31 August 2015

UNU Report reveals mismanaged WEEE volumes within Europe to be even higher than those exported

A team of experts from UNU, WEEE Forum and INTERPOL among others have completed a 2-year study on illegal WEEE (waste of electronic and electrical equipment) trade within the EU and including Switzerland and Norway. They summarize that only 35% of all the e-waste discarded in 2012 (6.45 million tons in total) ended up in the officially reported amounts of collection and recycling systems.

But export (mainly illegal) is only one option where large volumes are channeled, estimated at 1.6 million tons: A ten times higher number of discarded products is wrongfully mismanaged or illegally traded within Europe itself. The material is recycled under non-compliant conditions, scavenged for valuable parts or wrongly disposed of in ordinary waste bins. These activities bring a serious economic loss of materials and resources for compliant e-waste processors in Europe.

The final report recommends implementing measures to close this inner-European gap in a multi-stakeholder approach. A roadmap with short, medium, and long term recommendations suggests measures such as better guidelines and formal definitions to help authorities distinguish used, non-waste electronic and electrical equipment, a harmonization of penalties to simplify enforcement in trans-border cases and an Operational Intelligence Management System (OIMS) to support intelligence-led enforcement and identify the risks associated with organized crime groups.
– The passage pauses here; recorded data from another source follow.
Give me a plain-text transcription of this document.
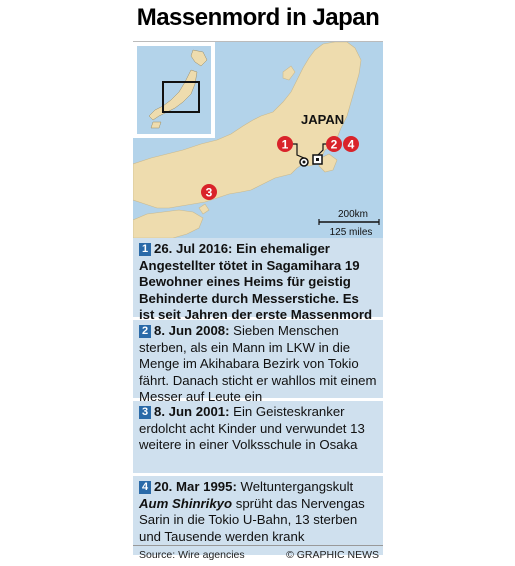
Massenmord in Japan
JAPAN
1	2 4
3
200km
125 miles
1 26. Jul 2016: Ein ehemaliger Angestellter tötet in Sagamihara 19 Bewohner eines Heims für geistig Behinderte durch Messerstiche. Es ist seit Jahren der erste Massenmord
2 8. Jun 2008: Sieben Menschen sterben, als ein Mann im LKW in die Menge im Akihabara Bezirk von Tokio fährt. Danach sticht er wahllos mit einem Messer auf Leute ein
3 8. Jun 2001: Ein Geisteskranker erdolcht acht Kinder und verwundet 13 weitere in einer Volksschule in Osaka
4 20. Mar 1995: Weltuntergangskult Aum Shinrikyo sprüht das Nervengas Sarin in die Tokio U-Bahn, 13 sterben und Tausende werden krank
Source: Wire agencies	© GRAPHIC NEWS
Additionally, the authors call for a mandatory treatment of all WEEE according to approved standards and a dedicated mandatory reporting of treatment and de-pollution results.

Compliance schemes or solutions for OEM-run take-back and recycling, as designed and operated by the Reverse Logistics Group facilitate a professional treatment of WEEE while providing full transparency through IT-based mass flow tracking and comprehensive reporting. Following the report, a strengthening of those systems by e.g. incentivizing OEMs for their take-back and recycling activities could therefore help to get better access to end-of-life products including functioning products in order to route them through official and professional channels maximizing life cycle, and providing environmentally sound management of non-functioning products to ensure highest yields of resource recovery.